The estate of a man who died from COVID-19 whilst travelling on business to New York in 2020 has won a milestone decision in their favour within the New South Wales Workers Compensation Scheme for significant death benefits compensation and medical treatment expenses.

This is the first known matter to be determined by the Personal Injury Commission relating to COVID-19.

The Applicant, being the widow of the deceased worker and the administrator of his estate, was awarded lump sum death benefits in the amount of $834,200. An additional compensation was granted for a further $11 million (USD) for the cost of medical and hospital related treatment which the deceased worker received in New York.

Contraction of COVID-19 arising in the course of employment

A key issue in this matter to be determined by the Commission was to establish whether contracting the virus was an injury which arose out of or in the course of the deceased worker's employment.

The deceased worker was a dental entrepreneur and he had a group of companies which included the Australian branch of the company G & S Sara Pty Ltd of which both he and his wife were sole directors. The Australian company paid him a wage.

The deceased also had a company in the United States of which the deceased was the managing director and president.

In the proceedings the insurer argued that at the time of contracting the virus, the deceased was not actually employed by the Australian company that it insured.

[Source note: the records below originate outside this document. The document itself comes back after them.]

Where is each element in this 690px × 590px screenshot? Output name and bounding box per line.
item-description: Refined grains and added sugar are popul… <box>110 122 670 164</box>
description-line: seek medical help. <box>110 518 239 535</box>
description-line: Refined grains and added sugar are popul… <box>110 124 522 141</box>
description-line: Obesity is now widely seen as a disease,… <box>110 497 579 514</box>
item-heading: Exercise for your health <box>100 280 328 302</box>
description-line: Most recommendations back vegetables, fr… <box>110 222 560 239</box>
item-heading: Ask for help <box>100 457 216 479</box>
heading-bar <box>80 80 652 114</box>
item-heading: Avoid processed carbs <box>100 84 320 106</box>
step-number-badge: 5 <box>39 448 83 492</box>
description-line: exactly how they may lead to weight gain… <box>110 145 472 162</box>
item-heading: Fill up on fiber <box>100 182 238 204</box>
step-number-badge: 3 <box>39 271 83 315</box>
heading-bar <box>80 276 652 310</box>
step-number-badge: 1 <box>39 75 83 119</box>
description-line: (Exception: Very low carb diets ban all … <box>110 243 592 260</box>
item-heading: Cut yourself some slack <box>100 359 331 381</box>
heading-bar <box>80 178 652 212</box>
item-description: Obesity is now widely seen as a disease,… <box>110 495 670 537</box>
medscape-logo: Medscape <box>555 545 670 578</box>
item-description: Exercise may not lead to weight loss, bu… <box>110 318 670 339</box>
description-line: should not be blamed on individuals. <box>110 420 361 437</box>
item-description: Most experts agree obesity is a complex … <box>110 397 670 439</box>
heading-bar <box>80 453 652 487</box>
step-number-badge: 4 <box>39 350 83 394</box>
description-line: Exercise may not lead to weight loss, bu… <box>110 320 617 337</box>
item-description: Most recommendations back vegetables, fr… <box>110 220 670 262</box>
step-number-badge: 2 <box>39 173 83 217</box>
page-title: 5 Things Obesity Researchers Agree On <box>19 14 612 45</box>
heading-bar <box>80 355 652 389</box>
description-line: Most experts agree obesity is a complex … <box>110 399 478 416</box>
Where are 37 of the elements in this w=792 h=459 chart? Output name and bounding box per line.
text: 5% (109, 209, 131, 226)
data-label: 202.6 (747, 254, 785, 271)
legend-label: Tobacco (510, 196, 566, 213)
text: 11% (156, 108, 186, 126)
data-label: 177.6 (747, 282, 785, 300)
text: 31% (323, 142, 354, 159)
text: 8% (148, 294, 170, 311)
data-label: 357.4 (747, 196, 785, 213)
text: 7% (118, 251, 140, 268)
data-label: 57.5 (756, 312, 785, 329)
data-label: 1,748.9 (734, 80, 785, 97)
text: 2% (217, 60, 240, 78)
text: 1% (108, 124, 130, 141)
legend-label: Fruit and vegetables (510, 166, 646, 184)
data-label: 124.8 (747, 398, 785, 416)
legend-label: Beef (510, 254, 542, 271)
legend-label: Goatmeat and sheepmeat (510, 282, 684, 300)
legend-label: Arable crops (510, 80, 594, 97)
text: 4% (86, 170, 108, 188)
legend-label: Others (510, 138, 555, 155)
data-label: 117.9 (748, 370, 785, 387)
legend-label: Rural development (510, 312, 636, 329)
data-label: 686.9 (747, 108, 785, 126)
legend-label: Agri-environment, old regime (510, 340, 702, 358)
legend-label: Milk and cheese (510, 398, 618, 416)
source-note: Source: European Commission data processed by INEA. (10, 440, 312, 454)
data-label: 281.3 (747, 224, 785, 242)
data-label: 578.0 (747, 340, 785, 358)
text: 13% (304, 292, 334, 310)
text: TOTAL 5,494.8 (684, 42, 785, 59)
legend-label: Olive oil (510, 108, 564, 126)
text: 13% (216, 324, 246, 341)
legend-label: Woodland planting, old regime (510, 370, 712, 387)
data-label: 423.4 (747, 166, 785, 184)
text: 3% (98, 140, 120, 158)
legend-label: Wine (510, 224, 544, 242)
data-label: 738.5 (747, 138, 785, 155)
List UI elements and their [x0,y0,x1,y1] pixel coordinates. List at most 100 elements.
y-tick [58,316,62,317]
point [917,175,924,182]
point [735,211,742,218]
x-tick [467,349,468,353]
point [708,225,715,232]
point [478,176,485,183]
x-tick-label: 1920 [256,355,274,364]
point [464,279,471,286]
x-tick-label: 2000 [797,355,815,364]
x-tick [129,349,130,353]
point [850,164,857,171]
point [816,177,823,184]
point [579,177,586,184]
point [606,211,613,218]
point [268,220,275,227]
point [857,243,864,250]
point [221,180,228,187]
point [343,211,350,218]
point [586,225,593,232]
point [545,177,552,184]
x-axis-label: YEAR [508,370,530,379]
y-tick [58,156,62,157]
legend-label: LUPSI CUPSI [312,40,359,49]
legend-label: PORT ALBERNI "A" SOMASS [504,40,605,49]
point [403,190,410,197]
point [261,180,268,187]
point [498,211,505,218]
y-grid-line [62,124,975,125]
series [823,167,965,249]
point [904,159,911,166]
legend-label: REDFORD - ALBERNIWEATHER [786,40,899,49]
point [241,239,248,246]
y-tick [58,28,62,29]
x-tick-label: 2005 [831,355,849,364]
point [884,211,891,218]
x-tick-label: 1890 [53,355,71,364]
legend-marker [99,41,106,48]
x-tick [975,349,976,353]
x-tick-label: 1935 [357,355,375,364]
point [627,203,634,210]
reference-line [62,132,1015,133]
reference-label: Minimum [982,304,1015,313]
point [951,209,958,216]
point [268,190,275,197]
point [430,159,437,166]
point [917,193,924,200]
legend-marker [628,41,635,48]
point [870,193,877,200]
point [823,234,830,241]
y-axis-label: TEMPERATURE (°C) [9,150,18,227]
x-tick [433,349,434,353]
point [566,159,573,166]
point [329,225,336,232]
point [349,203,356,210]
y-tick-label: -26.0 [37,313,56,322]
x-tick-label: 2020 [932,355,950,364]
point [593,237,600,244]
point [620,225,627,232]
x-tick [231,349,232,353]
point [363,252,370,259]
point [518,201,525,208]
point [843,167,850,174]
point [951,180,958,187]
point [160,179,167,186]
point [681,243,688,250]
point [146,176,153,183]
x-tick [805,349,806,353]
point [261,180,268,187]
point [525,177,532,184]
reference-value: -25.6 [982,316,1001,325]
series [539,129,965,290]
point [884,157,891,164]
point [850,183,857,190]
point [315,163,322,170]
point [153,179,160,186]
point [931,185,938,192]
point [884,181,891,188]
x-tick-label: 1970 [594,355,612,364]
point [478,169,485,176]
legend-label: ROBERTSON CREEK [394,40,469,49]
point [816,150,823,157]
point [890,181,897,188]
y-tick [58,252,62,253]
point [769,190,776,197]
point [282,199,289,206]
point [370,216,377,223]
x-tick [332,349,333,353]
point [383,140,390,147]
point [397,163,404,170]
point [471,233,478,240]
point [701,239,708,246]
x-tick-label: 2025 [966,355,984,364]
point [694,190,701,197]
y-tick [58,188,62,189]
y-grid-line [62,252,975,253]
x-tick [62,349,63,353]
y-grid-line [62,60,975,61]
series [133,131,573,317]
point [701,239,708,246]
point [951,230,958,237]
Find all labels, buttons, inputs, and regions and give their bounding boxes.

Rather the insurer claimed that the deceased travelled to the United States to perform work for the US based company.

Upon review of the deceased financial records, the Commission was highly persuaded by the fact that the deceased was paid a wage from the Australian company that employed him.

The Commission concluded that there was a clear intention by the Australian company that it continually employed the deceased and this did not change even though he travelled to the United States to perform work with the Australian branch.

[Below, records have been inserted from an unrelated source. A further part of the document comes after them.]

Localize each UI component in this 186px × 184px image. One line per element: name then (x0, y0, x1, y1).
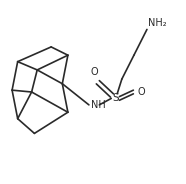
Text: NH: NH (91, 100, 106, 110)
Text: O: O (90, 67, 98, 77)
Text: S: S (112, 93, 119, 103)
Text: O: O (137, 87, 145, 97)
Text: NH₂: NH₂ (148, 18, 167, 28)
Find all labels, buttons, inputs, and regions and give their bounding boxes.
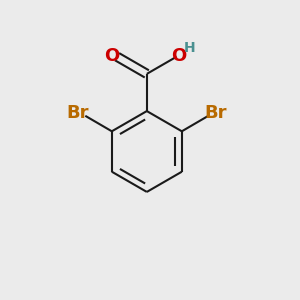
Text: O: O — [104, 46, 120, 64]
Text: Br: Br — [204, 104, 227, 122]
Text: Br: Br — [67, 104, 89, 122]
Text: H: H — [184, 41, 195, 55]
Text: O: O — [171, 46, 187, 64]
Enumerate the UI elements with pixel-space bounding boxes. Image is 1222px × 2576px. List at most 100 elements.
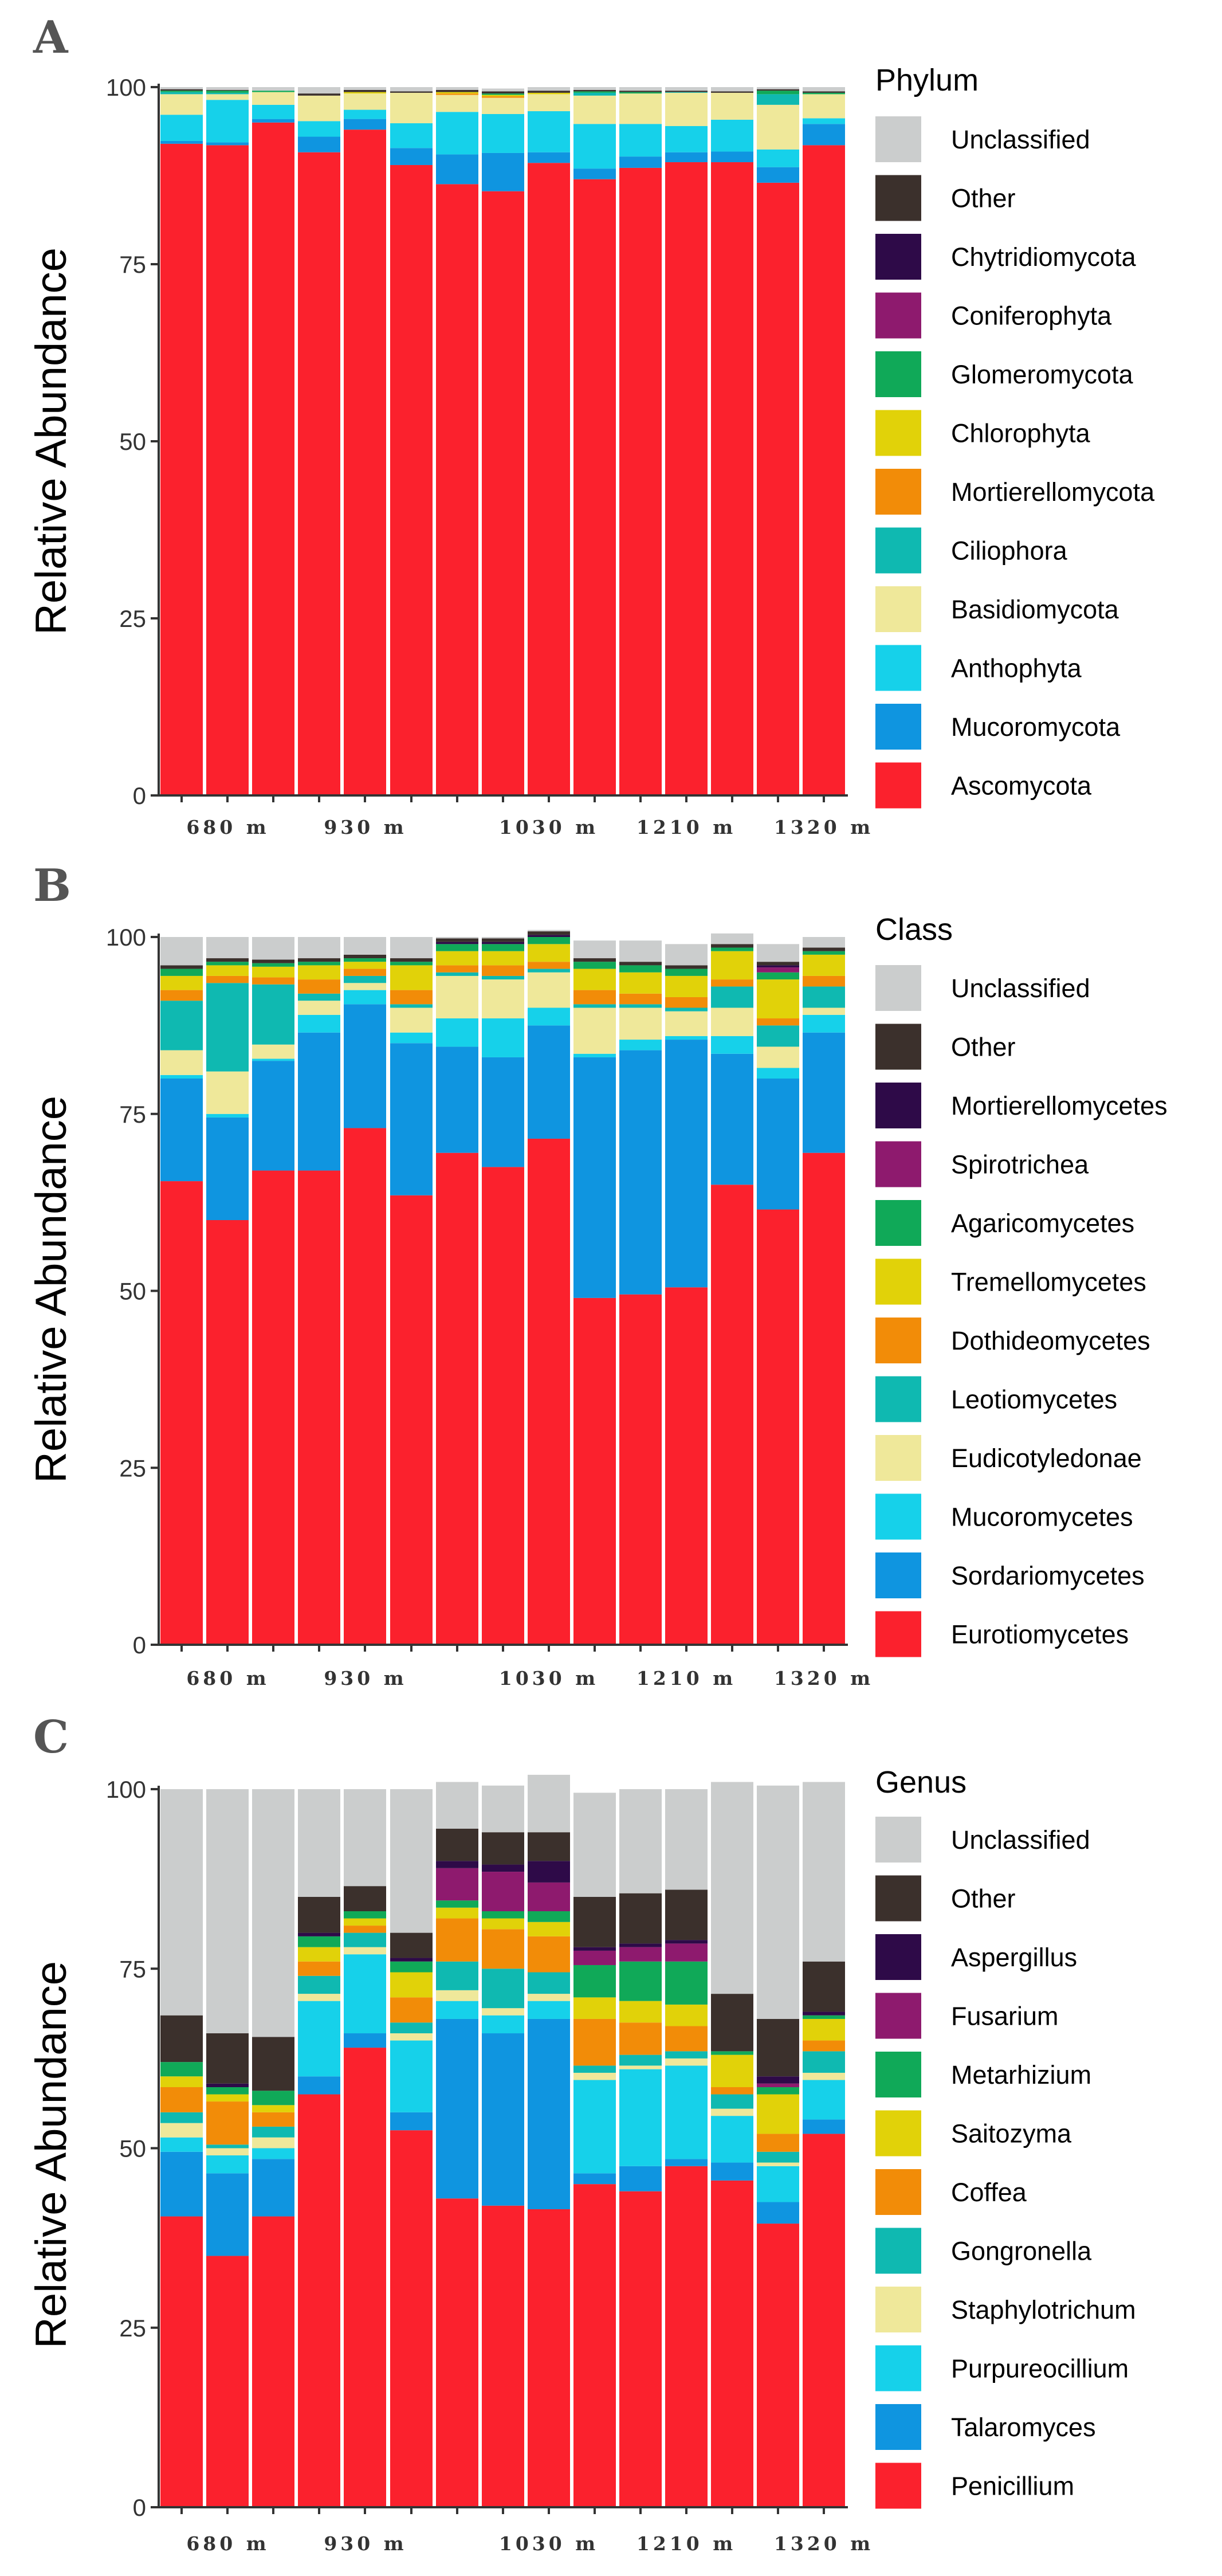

The Commission ultimately concluded, after reviewing all the financial records and reviewing the deceased's decision to apply for an exemption to travel, that there were no changes in his working arrangement and he was not “transferred” to the employment of the US company.

Once the hurdle of whether the deceased was performing work in the course of his employment was satisfied in accordance with section 4 of the 1987 Act, the decision of whether the injury arose in the course of his employment was easily satisfied by the Personal Injury Commission.

The Respondent conceded that if the deceased was in the United States for the course of his employment duties with G & S Sara Pty Ltd, then his contraction of COVID-19 was in the course of his employment.

Ultimately, the Commission was satisfied that the deceased sustained injury in the course of his employment with the insured Australian Company.

Overall, this recent decision by the Personal Injury Commission comes as a reminder that if established that a worker has contracted COVID-19 in the course of their employment, the insurer will be liable for some significant compensation payable to the worker which includes but is not limited to medical treatment expenses, weekly payments and in circumstances where the injury is serious enough, death benefits as well.